Games Workshop and Warhammer are a high street brand image- currently valued at £962 million.A local wargaming show at Devizes (which is a rural area of Wiltshire, UK) had attendence of 1,100 people.
Wargaming seems to be established in the UK as a cultural norm. Who could have predicted that ten years ago?
Tuesday, 8 May 2018
Having established the fact that many of the early wargamers were at war with each other in a loud, aggressive and often abusive manner, what were the consequences? When wargaming emerged in the 1970’s as a new hobby, it was considered by some a potential educational tool. One to transform the study of history, politics and international relations. If you played a committee game in French, it could be used in language classes. However, this was not to be. From my random sample of correspondence in the History of Wargaming Project archive, I found that teachers, academics, several clergy and historians had unfortunate encounters with the hobby during the 1970's.
They went along to their local club and were soundly thrashed by competition gamers who were interested in the rules and winning, and with scant regard for history. Perhaps they even took pleasure in shredding an interested academic just to demonstrate that the academic clearly knew nothing about history (and therefore did not deserve their job). These professionals, who could have been champions of the hobby, became the reverse and the hobby suffered. Even RMAS got rid of its wargaming club due its treatment of visiting senior officers and academics.
Fortunately, the hobby has largely changed. There is the competition set, but most wargamers at most clubs play games, enjoy chatting about some history and sometimes they win. At large conventions, there are the battles to win fought by uncommunicative wargamers, but most people putting on a game are happy to stop to chat about the game, the rules, the scenery, the makes of figures etc. Stop by the Society of Ancient’s stand at a show and the people manning the stand will be happy to discuss the detail of ancient warfare with knowledge equal to any undergraduate on an ancient history degree. These ‘average’ wargamers have finally managed to overcome the historical stigma of the competition gamers of the 1970’s.
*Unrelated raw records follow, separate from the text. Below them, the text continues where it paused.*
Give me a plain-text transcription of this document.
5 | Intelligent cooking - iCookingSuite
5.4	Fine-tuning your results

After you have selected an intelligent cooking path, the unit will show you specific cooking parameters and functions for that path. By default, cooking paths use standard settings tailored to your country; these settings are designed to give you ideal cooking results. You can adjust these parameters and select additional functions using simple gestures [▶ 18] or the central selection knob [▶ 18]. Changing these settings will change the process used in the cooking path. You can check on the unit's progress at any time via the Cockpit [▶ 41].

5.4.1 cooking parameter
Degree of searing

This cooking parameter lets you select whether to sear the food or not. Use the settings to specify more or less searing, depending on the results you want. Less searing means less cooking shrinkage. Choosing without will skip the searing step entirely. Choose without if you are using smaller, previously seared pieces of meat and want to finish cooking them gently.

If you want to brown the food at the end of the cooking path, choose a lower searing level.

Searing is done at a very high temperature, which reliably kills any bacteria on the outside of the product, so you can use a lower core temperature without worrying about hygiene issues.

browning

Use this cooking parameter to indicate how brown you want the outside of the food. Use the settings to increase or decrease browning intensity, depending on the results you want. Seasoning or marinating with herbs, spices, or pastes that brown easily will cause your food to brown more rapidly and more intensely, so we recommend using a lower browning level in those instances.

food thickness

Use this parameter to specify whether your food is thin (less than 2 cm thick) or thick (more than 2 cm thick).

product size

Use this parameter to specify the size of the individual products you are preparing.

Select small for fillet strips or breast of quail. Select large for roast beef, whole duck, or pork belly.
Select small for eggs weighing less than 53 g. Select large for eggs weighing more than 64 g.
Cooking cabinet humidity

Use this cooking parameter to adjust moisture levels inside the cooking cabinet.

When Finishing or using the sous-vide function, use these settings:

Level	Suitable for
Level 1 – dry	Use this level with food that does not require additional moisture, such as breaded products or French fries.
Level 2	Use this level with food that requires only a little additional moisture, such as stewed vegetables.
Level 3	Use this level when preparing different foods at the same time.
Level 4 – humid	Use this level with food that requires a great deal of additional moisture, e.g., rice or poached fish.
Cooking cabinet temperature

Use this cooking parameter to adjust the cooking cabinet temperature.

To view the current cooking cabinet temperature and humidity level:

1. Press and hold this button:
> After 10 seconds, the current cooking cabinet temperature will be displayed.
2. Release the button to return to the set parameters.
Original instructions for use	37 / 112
Wargames are flowing into the curriculum at all levels.
During WWII the Fletcher Pratt game in New York was visited by the Admiral of the South Atlantic and his staff. They took command of one side and their fleet of 45 ships started to get hammered by the female curtain makers on the either side. They were up against a profession that estimated distances in inches for a job. Although only a game, an admiral and his staff + his team of 40, losing a naval wargame would not be a good idea. So, Inga Pratt (her husband being on a carrier in the Pacific) grabbed the RN destroy captain from the bar. The captain took command of the destroyers on the admiral’s side and launched a brilliant and devasting torpedo attack. The Admiral’s side won. Honour and face was saved. Perhaps this tale gives some idea why the fletcher Pratt Naval game attracted 200+ people in the evening in war time New York. Modern hobby wargaming could learn something from this historical example.